One more thing worth checking: networking. If your task runs in a private subnet with no NAT gateway and no VPC endpoint for ECR, it simply cannot reach the registry. The pull will time out and fail. Check the subnet’s route table — it should have either a NAT gateway route or a VPC endpoint for ECR configured. Neither exists? Add one, or move the task to a public subnet with an internet gateway attached.

Fix Resource and Networking Failures

Probably should have opened with this section, honestly. A surprising number of teams configure their clusters with undersized instances or overly tight security groups and then stare blankly at PENDING tasks wondering what went wrong.

For the EC2 launch type, ECS has to reserve CPU and memory on a real instance to place your task. If your task definition requests 512 CPU units and 1024 MB of memory — and every instance in your cluster is already at capacity — you’ll see Task failed to run: insufficient CPU available or no container instances with enough resources available. Scale up the Auto Scaling Group or swap in larger instance types. That’s the fix.

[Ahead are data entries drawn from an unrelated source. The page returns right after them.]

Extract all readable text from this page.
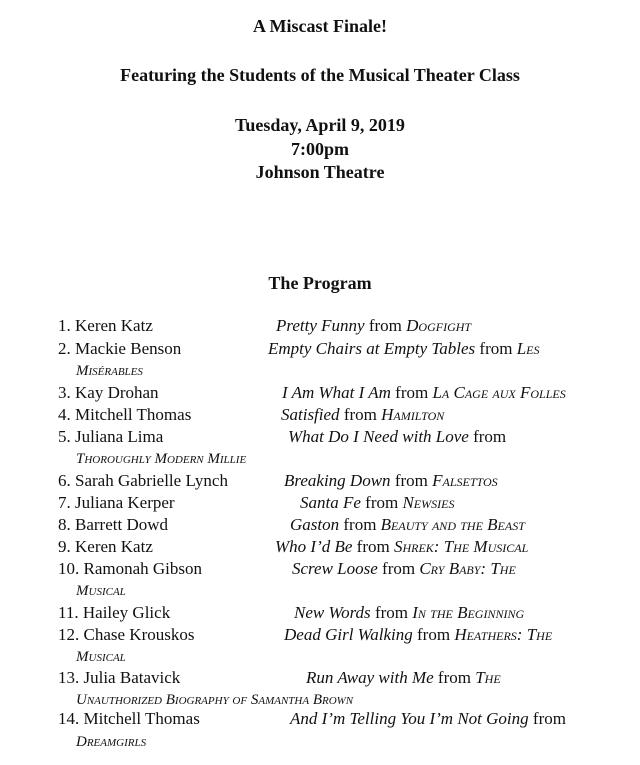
A Miscast Finale!
Featuring the Students of the Musical Theater Class
Tuesday, April 9, 2019
7:00pm
Johnson Theatre
The Program
1. Keren Katz	Pretty Funny from Dogfight
2. Mackie Benson	Empty Chairs at Empty Tables from Les
Misérables
3. Kay Drohan	I Am What I Am from La Cage aux Folles
4. Mitchell Thomas	Satisfied from Hamilton
5. Juliana Lima	What Do I Need with Love from
Thoroughly Modern Millie
6. Sarah Gabrielle Lynch	Breaking Down from Falsettos
7. Juliana Kerper	Santa Fe from Newsies
8. Barrett Dowd	Gaston from Beauty and the Beast
9. Keren Katz	Who I’d Be from Shrek: The Musical
10. Ramonah Gibson	Screw Loose from Cry Baby: The
Musical
11. Hailey Glick	New Words from In the Beginning
12. Chase Krouskos	Dead Girl Walking from Heathers: The
Musical
13. Julia Batavick	Run Away with Me from The
Unauthorized Biography of Samantha Brown
14. Mitchell Thomas	And I’m Telling You I’m Not Going from
Dreamgirls
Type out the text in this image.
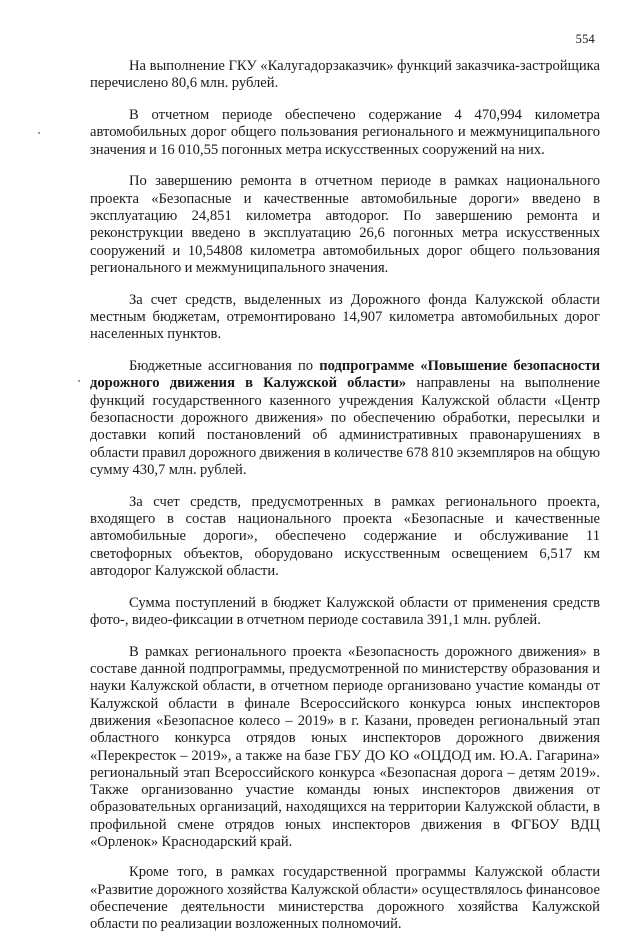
554

На выполнение ГКУ «Калугадорзаказчик» функций заказчика-застройщика перечислено 80,6 млн. рублей.

В отчетном периоде обеспечено содержание 4 470,994 километра автомобильных дорог общего пользования регионального и межмуниципального значения и 16 010,55 погонных метра искусственных сооружений на них.

По завершению ремонта в отчетном периоде в рамках национального проекта «Безопасные и качественные автомобильные дороги» введено в эксплуатацию 24,851 километра автодорог. По завершению ремонта и реконструкции введено в эксплуатацию 26,6 погонных метра искусственных сооружений и 10,54808 километра автомобильных дорог общего пользования регионального и межмуниципального значения.

За счет средств, выделенных из Дорожного фонда Калужской области местным бюджетам, отремонтировано 14,907 километра автомобильных дорог населенных пунктов.

Бюджетные ассигнования по подпрограмме «Повышение безопасности дорожного движения в Калужской области» направлены на выполнение функций государственного казенного учреждения Калужской области «Центр безопасности дорожного движения» по обеспечению обработки, пересылки и доставки копий постановлений об административных правонарушениях в области правил дорожного движения в количестве 678 810 экземпляров на общую сумму 430,7 млн. рублей.

За счет средств, предусмотренных в рамках регионального проекта, входящего в состав национального проекта «Безопасные и качественные автомобильные дороги», обеспечено содержание и обслуживание 11 светофорных объектов, оборудовано искусственным освещением 6,517 км автодорог Калужской области.

Сумма поступлений в бюджет Калужской области от применения средств фото-, видео-фиксации в отчетном периоде составила 391,1 млн. рублей.

В рамках регионального проекта «Безопасность дорожного движения» в составе данной подпрограммы, предусмотренной по министерству образования и науки Калужской области, в отчетном периоде организовано участие команды от Калужской области в финале Всероссийского конкурса юных инспекторов движения «Безопасное колесо – 2019» в г. Казани, проведен региональный этап областного конкурса отрядов юных инспекторов дорожного движения «Перекресток – 2019», а также на базе ГБУ ДО КО «ОЦДОД им. Ю.А. Гагарина» региональный этап Всероссийского конкурса «Безопасная дорога – детям 2019». Также организованно участие команды юных инспекторов движения от образовательных организаций, находящихся на территории Калужской области, в профильной смене отрядов юных инспекторов движения в ФГБОУ ВДЦ «Орленок» Краснодарский край.

Кроме того, в рамках государственной программы Калужской области «Развитие дорожного хозяйства Калужской области» осуществлялось финансовое обеспечение деятельности министерства дорожного хозяйства Калужской области по реализации возложенных полномочий.
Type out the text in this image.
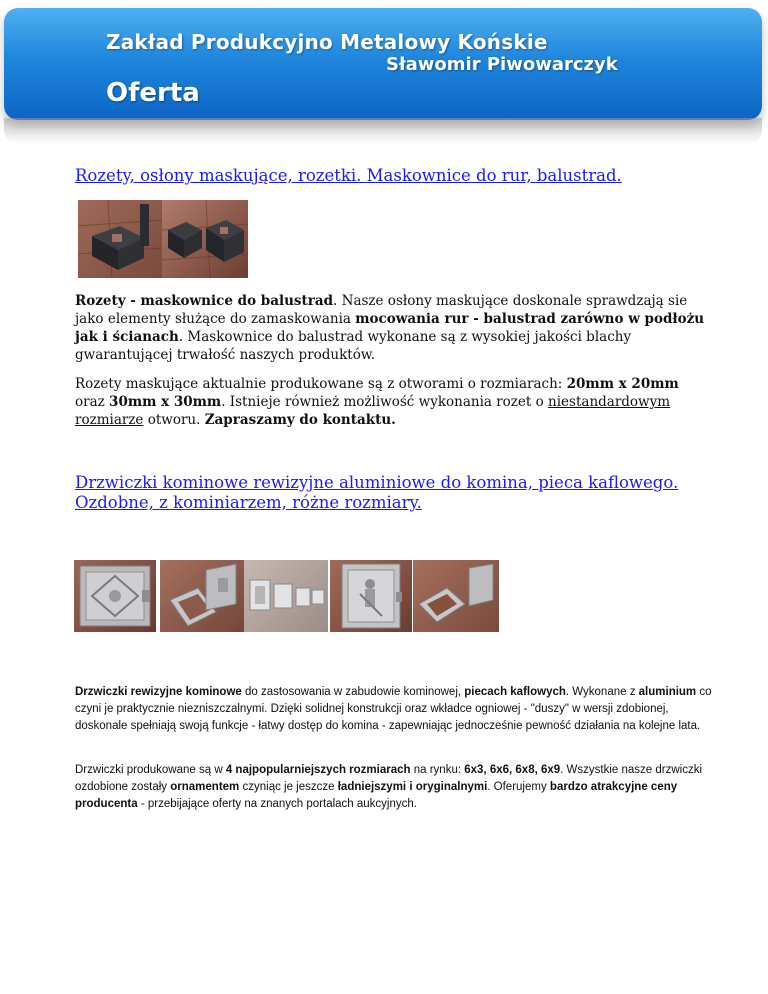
Zakład Produkcyjno Metalowy Końskie
Sławomir Piwowarczyk
Oferta
Rozety, osłony maskujące, rozetki. Maskownice do rur, balustrad.

Rozety - maskownice do balustrad. Nasze osłony maskujące doskonale sprawdzają sie jako elementy służące do zamaskowania mocowania rur - balustrad zarówno w podłożu jak i ścianach. Maskownice do balustrad wykonane są z wysokiej jakości blachy gwarantującej trwałość naszych produktów.

Rozety maskujące aktualnie produkowane są z otworami o rozmiarach: 20mm x 20mm oraz 30mm x 30mm. Istnieje również możliwość wykonania rozet o niestandardowym rozmiarze otworu. Zapraszamy do kontaktu.

Drzwiczki kominowe rewizyjne aluminiowe do komina, pieca kaflowego. Ozdobne, z kominiarzem, różne rozmiary.

Drzwiczki rewizyjne kominowe do zastosowania w zabudowie kominowej, piecach kaflowych. Wykonane z aluminium co czyni je praktycznie niezniszczalnymi. Dzięki solidnej konstrukcji oraz wkładce ogniowej - "duszy" w wersji zdobionej, doskonale spełniają swoją funkcje - łatwy dostęp do komina - zapewniając jednocześnie pewność działania na kolejne lata.

Drzwiczki produkowane są w 4 najpopularniejszych rozmiarach na rynku: 6x3, 6x6, 6x8, 6x9. Wszystkie nasze drzwiczki ozdobione zostały ornamentem czyniąc je jeszcze ładniejszymi i oryginalnymi. Oferujemy bardzo atrakcyjne ceny producenta - przebijające oferty na znanych portalach aukcyjnych.
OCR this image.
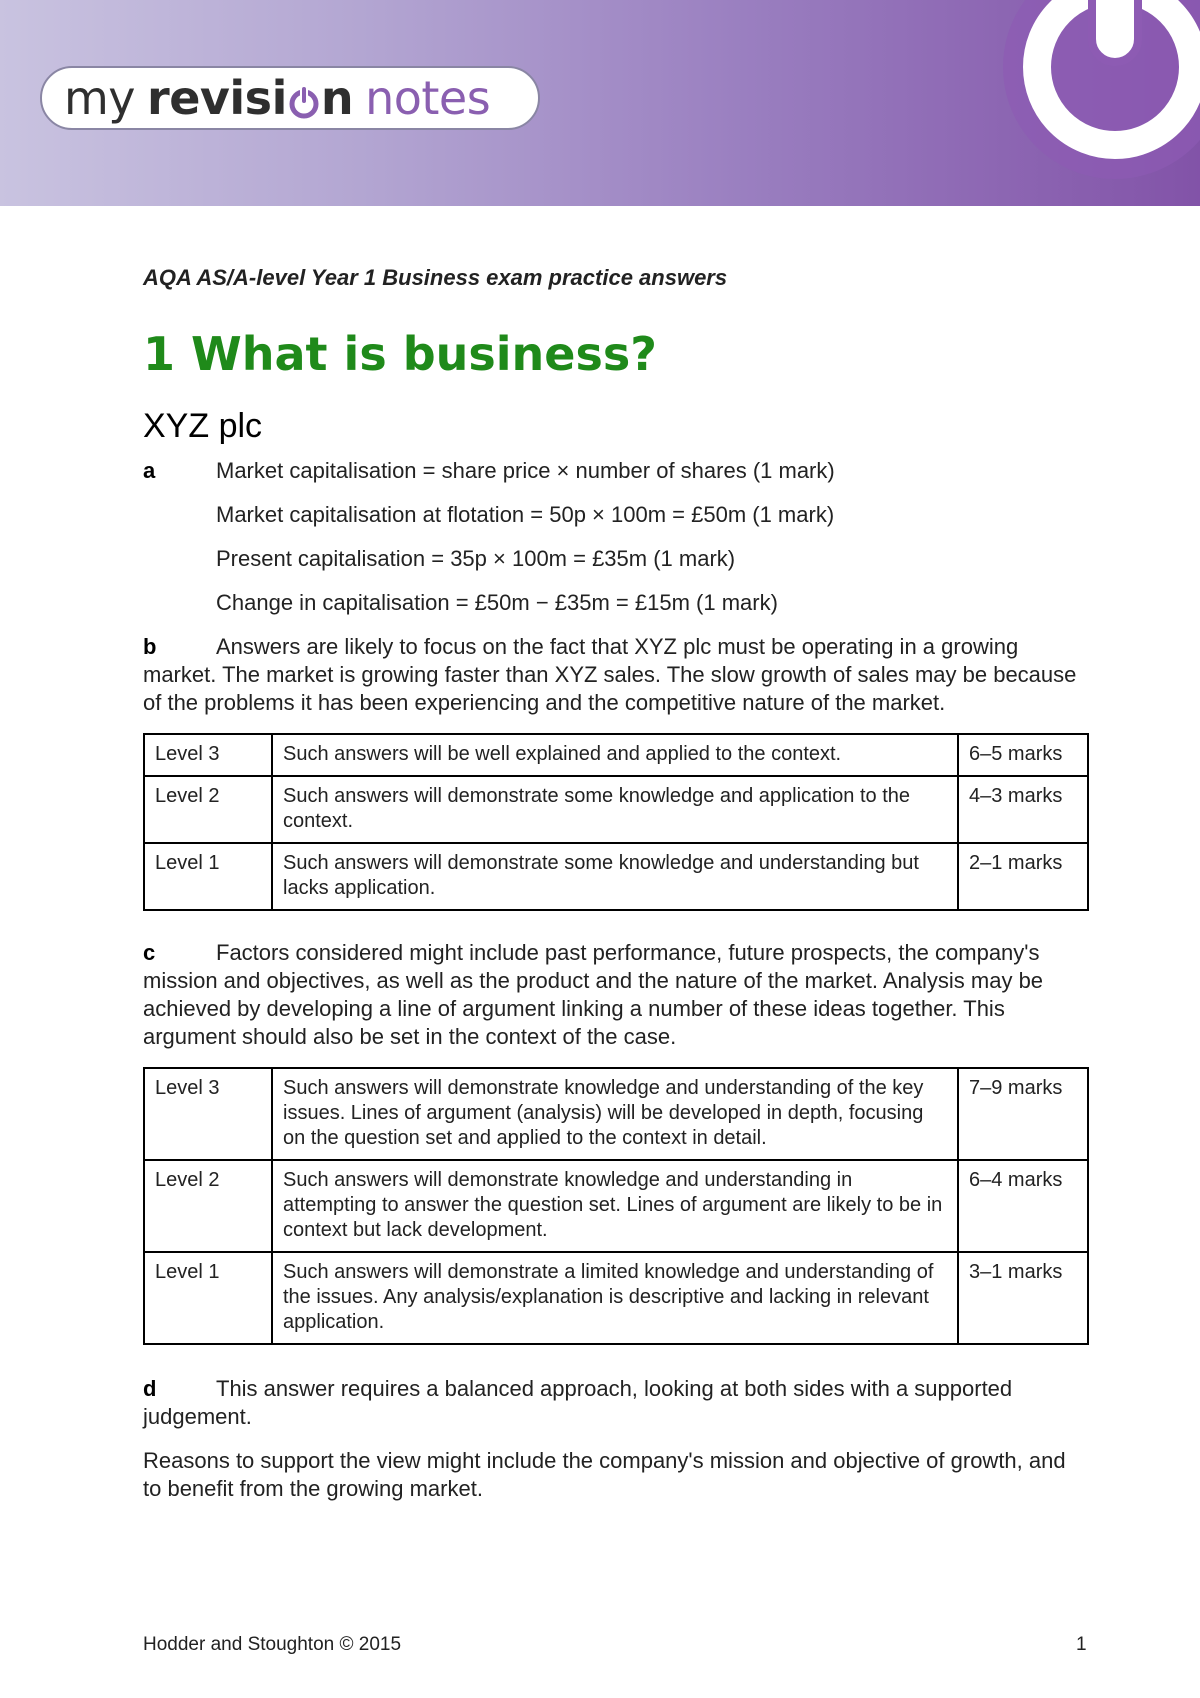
my revisi n notes

AQA AS/A-level Year 1 Business exam practice answers

1 What is business?
XYZ plc
a	Market capitalisation = share price × number of shares (1 mark)
Market capitalisation at flotation = 50p × 100m = £50m (1 mark)
Present capitalisation = 35p × 100m = £35m (1 mark)
Change in capitalisation = £50m − £35m = £15m (1 mark)

b	Answers are likely to focus on the fact that XYZ plc must be operating in a growing market. The market is growing faster than XYZ sales. The slow growth of sales may be because of the problems it has been experiencing and the competitive nature of the market.

Level 3	Such answers will be well explained and applied to the context.	6–5 marks
Level 2	Such answers will demonstrate some knowledge and application to the context.	4–3 marks
Level 1	Such answers will demonstrate some knowledge and understanding but lacks application.	2–1 marks

c	Factors considered might include past performance, future prospects, the company's mission and objectives, as well as the product and the nature of the market. Analysis may be achieved by developing a line of argument linking a number of these ideas together. This argument should also be set in the context of the case.

Level 3	Such answers will demonstrate knowledge and understanding of the key issues. Lines of argument (analysis) will be developed in depth, focusing on the question set and applied to the context in detail.	7–9 marks
Level 2	Such answers will demonstrate knowledge and understanding in attempting to answer the question set. Lines of argument are likely to be in context but lack development.	6–4 marks
Level 1	Such answers will demonstrate a limited knowledge and understanding of the issues. Any analysis/explanation is descriptive and lacking in relevant application.	3–1 marks

d	This answer requires a balanced approach, looking at both sides with a supported judgement.

Reasons to support the view might include the company's mission and objective of growth, and to benefit from the growing market.

Hodder and Stoughton © 2015	1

For Fargate, CPU and memory combinations are fixed. Your task definition must use one of the supported pairings — like 256 CPU with 512–2048 MB memory, or 1024 CPU with 2048–8192 MB memory. Specify an invalid combination and the task simply won’t start. Check the Fargate documentation for the exact valid combinations in your region. That’s what makes Fargate both endearing and occasionally maddening to those of us who use it daily.

Networking failures are subtler. For Fargate tasks, verify:

• The subnets are correct and have available IP addresses remaining
• The security group allows outbound traffic on port 443 — for pulling images, if you’re not using a VPC endpoint
• If you’re mapping ports, port 80 or 443 must not conflict with other tasks on the same instance (EC2 launch type only)

Check the security group rules in the EC2 console. If you mapped port 8080 in your task definition and another task on the same EC2 instance already claimed port 8080, the new task can’t bind to it. That task will fail to start. The fix is straightforward — change the host port mapping or reschedule onto a different instance.

Here’s your diagnostic checklist. Bookmark this and work through it in order every time a task fails:

1. Pull the stopped reason from the ECS console or the aws ecs describe-tasks CLI command
2. Verify the IAM execution role has the correct trust policy and AmazonECSTaskExecutionRolePolicy attached
3. Check the image URI in the task definition and confirm the tag actually exists in your registry
4. Confirm resource availability — CPU, memory, and port mappings aren’t conflicting
5. Validate networking — subnets, security groups, and VPC endpoints are all configured correctly

Most task failures resolve somewhere in the first three steps. Use the error message as your guide — it’s rarely lying to you — and you’ll rarely need to dig into steps four and five.